A soak in message of this blog snuck up on me the other day and that was of Balance! Your daily “pie” within that 24 hr period had time for your spouse, regular farm chores, farm projects, family time with your kids and relatives, church time, blog time (which I think of as community service as you teach, entertain, share experiences and thoughts that direct our attention to so many interesting things!) and still have some down time with lego and TV. Ye olde Type A drive in me (that I am getting better at squashing) would have had me out there cutting bush by headlights just to get the job completely done before Sunday sun up! A bit of an exaggeration but I have had too many days where my pie is only one flavor. I used to be sure I could conquer Rome in one day, so it is really good to see the balance you have in your day.

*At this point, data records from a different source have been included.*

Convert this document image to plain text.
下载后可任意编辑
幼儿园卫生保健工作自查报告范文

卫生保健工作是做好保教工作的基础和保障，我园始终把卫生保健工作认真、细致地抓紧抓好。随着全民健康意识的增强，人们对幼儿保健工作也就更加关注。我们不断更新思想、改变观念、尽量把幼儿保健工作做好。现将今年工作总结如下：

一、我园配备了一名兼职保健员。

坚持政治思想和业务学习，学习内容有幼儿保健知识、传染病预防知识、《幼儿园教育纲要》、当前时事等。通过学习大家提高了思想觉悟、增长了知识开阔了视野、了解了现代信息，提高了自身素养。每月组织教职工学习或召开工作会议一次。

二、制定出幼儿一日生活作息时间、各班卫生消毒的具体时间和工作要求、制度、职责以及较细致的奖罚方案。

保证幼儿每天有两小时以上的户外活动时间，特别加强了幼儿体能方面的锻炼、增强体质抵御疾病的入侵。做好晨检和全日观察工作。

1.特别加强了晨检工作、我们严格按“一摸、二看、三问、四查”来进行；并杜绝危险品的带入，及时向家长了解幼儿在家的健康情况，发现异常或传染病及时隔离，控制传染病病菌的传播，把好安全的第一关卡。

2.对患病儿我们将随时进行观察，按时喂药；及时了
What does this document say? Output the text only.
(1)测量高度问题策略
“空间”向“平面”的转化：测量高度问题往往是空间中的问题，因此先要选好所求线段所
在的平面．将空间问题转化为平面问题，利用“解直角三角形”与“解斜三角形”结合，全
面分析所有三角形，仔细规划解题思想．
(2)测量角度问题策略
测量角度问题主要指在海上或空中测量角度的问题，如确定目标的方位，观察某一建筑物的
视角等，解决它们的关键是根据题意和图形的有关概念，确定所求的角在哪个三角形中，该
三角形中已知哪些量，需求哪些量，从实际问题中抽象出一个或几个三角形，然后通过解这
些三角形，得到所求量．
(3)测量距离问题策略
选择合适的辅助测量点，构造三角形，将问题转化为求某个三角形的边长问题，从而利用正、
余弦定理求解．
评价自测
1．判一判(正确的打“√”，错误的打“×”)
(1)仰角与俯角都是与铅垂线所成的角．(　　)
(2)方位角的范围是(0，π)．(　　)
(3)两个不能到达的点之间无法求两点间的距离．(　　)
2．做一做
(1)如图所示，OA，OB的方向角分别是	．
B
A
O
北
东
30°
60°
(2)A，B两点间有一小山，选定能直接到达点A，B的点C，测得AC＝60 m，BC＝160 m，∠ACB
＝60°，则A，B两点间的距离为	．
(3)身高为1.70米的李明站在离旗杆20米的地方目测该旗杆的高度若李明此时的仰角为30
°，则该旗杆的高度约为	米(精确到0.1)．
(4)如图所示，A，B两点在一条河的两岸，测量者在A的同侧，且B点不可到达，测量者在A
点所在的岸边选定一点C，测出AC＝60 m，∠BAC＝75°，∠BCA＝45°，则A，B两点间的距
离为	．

Any chance you could turn the reins over to Julie for a behind the scenes look at her week on the farm? I imagine she does more of the weekday farm chores after your morning chores while you are at work. Ditto with the kids, (as told to HFS) by each of them. Not to name them or invade their privacy, just as oldest son, etc and hear in their words their part in running the farm. Not sure if they have routine daily chores – interested to hear what their favorite and least favorite chores or things on the farm are. Would be good to see the whole behind the scenes with everyone who contributes to running the Jordan Family farm. Thanks!
You can hear the youngest two talk about it in Raising Helpful Children
I mentioned the idea to Julie. Household chores are rotated weekly. Daily farm chores tend to be fairly permanent. When I’m home I usually recruit as many as I can to help with whatever I am doing. Last night I was cutting firewood and the kids were loading the wheelbarrow and stacking it while mom made dinner.
The oldest boy is nearly 6 foot tall and we look at him as a man. We give him a man’s work. We expect things from him that we should only expect of an adult. But he just turned 13. Our expectations of him are completely unrealistic. At times I expect him to be my equal and I am completely shocked when he physically can’t get something done. He is so hard-working and so eager to please…it is hard for me to remember that he is still a child. I need to be more aware of his physical and emotional development in planning work. It is important that we get brush cut on the edge of that field. It is also important that we take a football along with us and take a break now and again. And to make time to play guitar, study for his ham radio exam and just chill and watch the clouds go by.
The younger son (9) wants to be with us but he doesn’t want to just work all the time either. He wants to go fishing. I have to do that. I can count on him to drag brush. I can count on him to help feed chickens. He is always with me. I need to reciprocate.
The oldest daughter is a total mystery to me. She works hard…and will work with us outside but her real passion is in the kitchen. She would much rather make dinner and desert than cut brush…but I can count on her to be out there with us.
The youngest daughter (we call her Little Sister on our blogs) is game for anything short of washing dishes. She accompanies me everywhere but her job seems to be holding cats more than anything else. She usually shares my blanket on the couch too.